Se a herança maldita da pandemia leva os analistas à ponderação ao tratar do negócio entre Gol e Avianca, a movimentação das duas empresas lança uma sombra sobre a concorrência — em particular sobre a Latam, atualmente a maior do Brasil e também da América Latina. Em recuperação judicial nos Estados Unidos, a companhia aérea chileno-brasileira registrou aumento de receita com a demanda aquecida, mas teve prejuízo líquido de 380 milhões de dólares no primeiro trimestre do ano. É nesse cenário que a chegada de uma rival que a supera em tamanho acende um sinal de alerta. “Não dá para saber ainda em quanto tempo, mas obviamente a posição da Latam vai ser contestada, especialmente quando pensa em conectividade América Latina, Brasil e Estados Unidos”, avalia Ilan Arbetman, analista de research da Ativa Investimentos. O modelo de união das duas empresas é pioneiro na América Latina e bem diferente da fusão entre TAM e Lan Chile, que juntou as empresas em uma terceira marca. No caso da nova parceria, a Gol preservará sua identidade no mercado doméstico brasileiro e a Avianca, com sua forte atuação em rotas para América Central, do Norte e Europa, também. É um processo muito parecido com o que aconteceu em conglomerados europeus como o britânico IAG, que uniu British Airways e Iberia, o franco-holandês Air France-KLM ou o Lufthansa Group, que reúne a controladora alemã a outras oito companhias, entre elas a suíça Swiss International, a vienense Austrian Airlines e a belga Brussel Airlines. “É um formato bem-sucedido em que, além do maior poder de barganha com fornecedores, as empresas passam a ter também menor sensibilidade a crises regionais”, avalia Francisco Lyra, presidente do Instituto Brasileiro de Aviação.

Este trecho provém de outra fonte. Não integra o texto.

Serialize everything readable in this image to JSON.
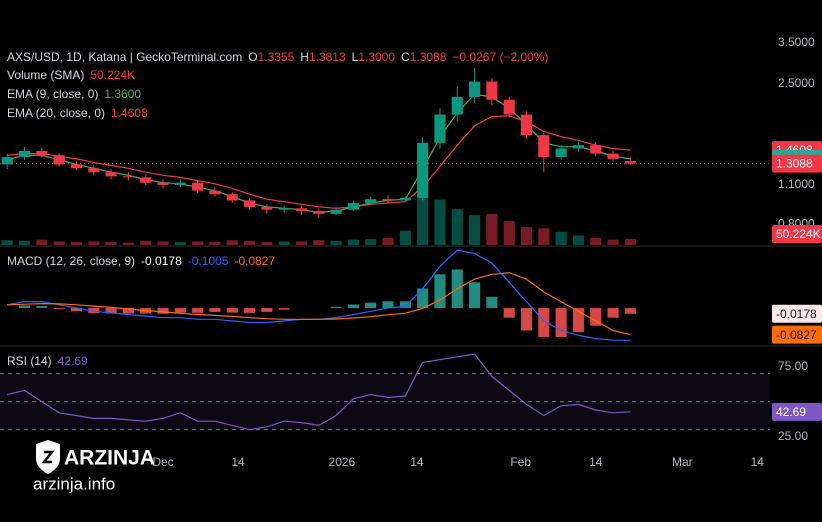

Para os passageiros, a retomada dos voos comerciais pós-pandemia trouxe outra novidade — ainda que pouco agradável. A situação financeira das empresas, a demanda aquecida, o alto custo do querosene de aviação e o impacto da inflação atingiram os preços das passagens com força. Em 2020, o ano mais crítico da pandemia, as tarifas domésticas tiveram queda de 14,5%, contra um aumento de 8% no ano anterior. Em 2021, os preços subiram 19,3%. Nos quatro primeiros meses de 2022, o aumento já é de 14,8%. Nesse cenário, a Gol foi a empresa que mais elevou as tarifas. Entre fevereiro de 2019 e o mesmo mês de 2022, o valor médio da passagem foi de 434 para 505 reais, um acréscimo de 17,6%. A Latam aumentou seus preços médios de 418 para 437 reais, ou 5,5%, enquanto a Azul diminuiu levemente as tarifas (que já eram mais elevadas que as das concorrentes), de 535 para 531 reais, o equivalente a uma redução de 0,8%. A arrumação que está sendo feita nos céus do Brasil é grande, mas até agora o viajante não tem muitos motivos para comemorar.